DeGALE: JEŚLI NIE ZASTOPUJĘ BUTE, ODBIORĘ TO JAKO PORAŻKĘ
W najbliższą sobotę, w cieniu starcia Kliczki z Furym, do pierwszej obrony tytułu mistrza świata wagi super średniej federacji IBF podejdzie James DeGale (21-1, 14 KO). Jego rywalem będzie zasiadający niegdyś na tym tronie przez ponad cztery i pół roku Lucian Bute (32-2, 25 KO).
Rumunowi pierwszą porażkę zadał Carl Froch, z którym tak chciał zmierzyć się DeGale. Niektórzy twierdzą nawet, że "Kobra" złamała świetnego championa i od tamtej pory Bute już nie jest tym samym pięściarzem. Wierzy w to chyba również obecny mistrz, gdyż zapowiada, że interesuje go tylko efektowna wygrana przed czasem.
- Potrzebuję nokautu w tej walce, bo jeśli wygram tylko na punkty, wówczas ludzie zaczną mi wypominać fakt, że Froch go zastopował. Jeśli więc nawet zwyciężę, a nie będę na jego tle błyszczał, potraktuję to jako porażkę - uważa mistrz olimpijski z Pekinu.
- Nie musiałem mu dawać tej walki, bo to dobrowolna obrona, jednak Bute to wciąż duże nazwisko, no i długo pozostawał mistrzem. Jeśli pozostawi się mu dużo miejsca, potrafi być naprawdę groźny, ale jeśli się na niego siądzie, to nie wyprowadza zbyt dużo ciosów. I dlatego chcę ostro zacząć, wyprowadzając jak najwięcej swoich uderzeń, oczywiście robiąc to w mądry i przemyślany sposób, a nie na wariata. Będę nacierał, ale inteligentnie - dodał DeGale.
Z Frochem nie wiem, dla mnie 55/45 dla Frocha w przypadku powrotu i walki Jamesem.
Bute raczej przegra na punkty. Chunky ma problemy w zasadzie jedynie na tle kondycyjnym. Nie jestem pewien czy zdobyłby pas gdyby nie ten nokdaun w pierwszej walke z Dirrellem.
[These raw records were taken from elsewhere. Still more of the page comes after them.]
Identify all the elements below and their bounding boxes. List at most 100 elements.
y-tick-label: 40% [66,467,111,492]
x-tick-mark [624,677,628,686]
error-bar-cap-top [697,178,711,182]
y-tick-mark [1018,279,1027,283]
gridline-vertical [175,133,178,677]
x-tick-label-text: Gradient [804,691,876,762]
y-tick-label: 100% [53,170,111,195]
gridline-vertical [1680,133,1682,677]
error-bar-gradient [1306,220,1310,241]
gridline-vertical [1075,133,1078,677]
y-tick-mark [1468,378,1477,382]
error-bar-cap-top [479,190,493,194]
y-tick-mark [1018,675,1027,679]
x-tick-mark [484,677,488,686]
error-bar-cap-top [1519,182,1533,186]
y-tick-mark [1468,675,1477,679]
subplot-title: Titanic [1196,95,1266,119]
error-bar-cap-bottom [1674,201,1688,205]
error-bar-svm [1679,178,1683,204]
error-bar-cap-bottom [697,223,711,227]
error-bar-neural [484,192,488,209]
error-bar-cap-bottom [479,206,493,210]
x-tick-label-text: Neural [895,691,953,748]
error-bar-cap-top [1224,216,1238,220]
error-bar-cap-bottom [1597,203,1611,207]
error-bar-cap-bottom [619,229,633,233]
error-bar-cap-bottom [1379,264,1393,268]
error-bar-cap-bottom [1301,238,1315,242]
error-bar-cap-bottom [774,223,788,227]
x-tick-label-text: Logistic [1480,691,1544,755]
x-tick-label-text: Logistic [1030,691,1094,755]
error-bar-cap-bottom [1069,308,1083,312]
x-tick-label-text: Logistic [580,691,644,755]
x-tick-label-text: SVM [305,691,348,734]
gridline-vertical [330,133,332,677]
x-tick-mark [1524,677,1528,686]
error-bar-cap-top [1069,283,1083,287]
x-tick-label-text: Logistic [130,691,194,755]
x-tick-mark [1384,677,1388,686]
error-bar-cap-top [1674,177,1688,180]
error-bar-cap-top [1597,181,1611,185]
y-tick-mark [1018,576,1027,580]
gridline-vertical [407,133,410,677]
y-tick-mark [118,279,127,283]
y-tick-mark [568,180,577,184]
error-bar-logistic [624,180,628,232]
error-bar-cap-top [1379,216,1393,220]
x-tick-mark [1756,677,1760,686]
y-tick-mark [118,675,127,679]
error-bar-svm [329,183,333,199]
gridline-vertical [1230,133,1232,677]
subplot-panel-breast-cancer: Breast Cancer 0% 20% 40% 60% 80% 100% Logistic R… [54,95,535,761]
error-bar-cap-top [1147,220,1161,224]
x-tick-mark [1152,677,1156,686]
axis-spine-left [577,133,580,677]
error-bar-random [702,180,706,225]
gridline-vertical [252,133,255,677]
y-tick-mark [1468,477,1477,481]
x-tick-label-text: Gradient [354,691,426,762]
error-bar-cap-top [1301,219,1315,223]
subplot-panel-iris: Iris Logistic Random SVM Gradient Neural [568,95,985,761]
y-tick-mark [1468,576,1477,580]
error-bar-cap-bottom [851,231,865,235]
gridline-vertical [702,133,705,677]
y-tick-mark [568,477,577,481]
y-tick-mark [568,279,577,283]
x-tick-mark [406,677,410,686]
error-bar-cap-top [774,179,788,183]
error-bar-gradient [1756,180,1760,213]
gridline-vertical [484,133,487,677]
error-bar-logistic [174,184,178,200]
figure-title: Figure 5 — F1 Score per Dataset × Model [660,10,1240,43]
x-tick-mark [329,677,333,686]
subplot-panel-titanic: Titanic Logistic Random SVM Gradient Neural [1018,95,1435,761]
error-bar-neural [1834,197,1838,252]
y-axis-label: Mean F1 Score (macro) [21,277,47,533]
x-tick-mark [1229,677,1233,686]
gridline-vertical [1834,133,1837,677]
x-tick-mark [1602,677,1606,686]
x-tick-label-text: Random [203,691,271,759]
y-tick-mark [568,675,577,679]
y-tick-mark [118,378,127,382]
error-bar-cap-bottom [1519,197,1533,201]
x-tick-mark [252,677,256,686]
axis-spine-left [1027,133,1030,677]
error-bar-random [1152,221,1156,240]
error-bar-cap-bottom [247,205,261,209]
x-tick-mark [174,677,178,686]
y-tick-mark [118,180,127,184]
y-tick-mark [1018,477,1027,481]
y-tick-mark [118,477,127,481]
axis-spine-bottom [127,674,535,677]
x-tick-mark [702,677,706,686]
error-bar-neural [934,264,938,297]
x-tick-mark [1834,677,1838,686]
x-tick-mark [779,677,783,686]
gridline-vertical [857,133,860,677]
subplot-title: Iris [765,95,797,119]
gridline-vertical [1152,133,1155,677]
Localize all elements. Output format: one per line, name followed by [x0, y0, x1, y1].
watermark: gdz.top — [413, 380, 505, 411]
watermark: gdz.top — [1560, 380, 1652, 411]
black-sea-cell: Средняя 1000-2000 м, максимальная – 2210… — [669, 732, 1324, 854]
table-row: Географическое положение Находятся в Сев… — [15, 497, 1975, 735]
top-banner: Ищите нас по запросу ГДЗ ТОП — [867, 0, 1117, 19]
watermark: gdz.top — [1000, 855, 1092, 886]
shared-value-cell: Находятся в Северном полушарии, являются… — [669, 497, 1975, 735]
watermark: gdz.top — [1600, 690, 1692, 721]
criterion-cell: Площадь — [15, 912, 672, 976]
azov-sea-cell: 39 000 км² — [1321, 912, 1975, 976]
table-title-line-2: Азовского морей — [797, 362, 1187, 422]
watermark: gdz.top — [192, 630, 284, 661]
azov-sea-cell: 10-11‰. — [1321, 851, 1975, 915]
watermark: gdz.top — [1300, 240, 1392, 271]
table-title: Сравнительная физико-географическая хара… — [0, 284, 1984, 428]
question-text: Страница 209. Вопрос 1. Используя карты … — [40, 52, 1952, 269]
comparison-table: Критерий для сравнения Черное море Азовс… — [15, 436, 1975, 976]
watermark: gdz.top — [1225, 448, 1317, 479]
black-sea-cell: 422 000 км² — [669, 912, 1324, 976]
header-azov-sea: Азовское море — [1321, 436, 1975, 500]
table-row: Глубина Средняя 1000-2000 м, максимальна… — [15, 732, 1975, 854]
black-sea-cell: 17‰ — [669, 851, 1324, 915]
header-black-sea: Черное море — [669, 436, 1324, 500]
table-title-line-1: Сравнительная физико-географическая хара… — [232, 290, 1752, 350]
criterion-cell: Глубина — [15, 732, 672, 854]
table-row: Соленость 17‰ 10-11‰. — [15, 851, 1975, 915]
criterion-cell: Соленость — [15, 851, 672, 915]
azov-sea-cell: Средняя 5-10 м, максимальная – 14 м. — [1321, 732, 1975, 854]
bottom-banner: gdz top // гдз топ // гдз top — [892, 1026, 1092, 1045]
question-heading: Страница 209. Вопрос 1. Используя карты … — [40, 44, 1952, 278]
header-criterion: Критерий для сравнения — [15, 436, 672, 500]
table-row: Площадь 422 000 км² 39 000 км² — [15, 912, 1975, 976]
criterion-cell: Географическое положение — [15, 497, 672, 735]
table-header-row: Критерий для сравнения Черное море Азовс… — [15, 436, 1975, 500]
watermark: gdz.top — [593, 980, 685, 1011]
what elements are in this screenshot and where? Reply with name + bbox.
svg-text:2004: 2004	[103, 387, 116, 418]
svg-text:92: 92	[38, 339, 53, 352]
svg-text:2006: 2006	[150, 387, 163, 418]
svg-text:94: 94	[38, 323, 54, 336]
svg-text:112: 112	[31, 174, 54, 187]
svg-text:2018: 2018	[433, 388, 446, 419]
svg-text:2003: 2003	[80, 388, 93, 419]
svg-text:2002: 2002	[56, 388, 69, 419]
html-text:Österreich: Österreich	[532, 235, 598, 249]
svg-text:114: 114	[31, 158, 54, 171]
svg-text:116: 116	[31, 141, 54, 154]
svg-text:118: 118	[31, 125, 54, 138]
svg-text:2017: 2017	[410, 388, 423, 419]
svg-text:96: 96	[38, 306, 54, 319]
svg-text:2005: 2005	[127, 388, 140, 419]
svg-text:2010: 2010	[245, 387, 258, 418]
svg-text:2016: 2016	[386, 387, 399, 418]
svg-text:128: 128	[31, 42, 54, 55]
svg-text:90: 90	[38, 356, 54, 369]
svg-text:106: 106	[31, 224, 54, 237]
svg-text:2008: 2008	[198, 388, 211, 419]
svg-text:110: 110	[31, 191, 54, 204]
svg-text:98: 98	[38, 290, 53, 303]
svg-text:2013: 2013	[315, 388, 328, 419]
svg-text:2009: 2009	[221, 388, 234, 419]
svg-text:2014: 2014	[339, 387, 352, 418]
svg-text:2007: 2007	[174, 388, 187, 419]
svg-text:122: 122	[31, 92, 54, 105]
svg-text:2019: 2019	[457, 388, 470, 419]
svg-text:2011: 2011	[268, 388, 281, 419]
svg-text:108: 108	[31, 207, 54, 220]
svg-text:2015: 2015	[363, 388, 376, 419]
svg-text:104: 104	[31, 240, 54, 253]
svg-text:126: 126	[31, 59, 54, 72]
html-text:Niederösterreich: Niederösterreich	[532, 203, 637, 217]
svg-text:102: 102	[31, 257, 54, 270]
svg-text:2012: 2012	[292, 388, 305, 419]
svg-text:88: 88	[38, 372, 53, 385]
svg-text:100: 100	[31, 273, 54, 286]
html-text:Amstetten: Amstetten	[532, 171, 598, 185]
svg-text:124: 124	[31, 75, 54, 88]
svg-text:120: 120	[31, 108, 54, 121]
A była druga walka z Dirrellem?
A może ten progres od walki z Wilczewskim HE HE :P
Nie było, tak jakoś mi się napisało :P
@rondobry:
A JAK!
Kiedy rywal wychodzi bez respektu, idzie jak po swoje, napiera na Rumuna, ten dość szybko pęka.
Froch na pewno go dobił, Pascal też na pewno na duchu nie podniósł, ale pokazał to już sporo wcześniej Librado Andrade, którego skandalicznie oszukano. A raczej skandalicznie zachował się sędzia ringowy Marlon Wright, dla którego powinna to być ostatnia prowadzona walka w życiu.
Tutaj omawiana sytuacja. Andrade w narożniku, a ten go upomina w nieskończoność, nie wiadomo czego.
Proponuję zwrócić uwagę kiedy ten sprzedawczyk zaczyna liczyć. Mija 16 sekund, a ten liczy dopiero 6.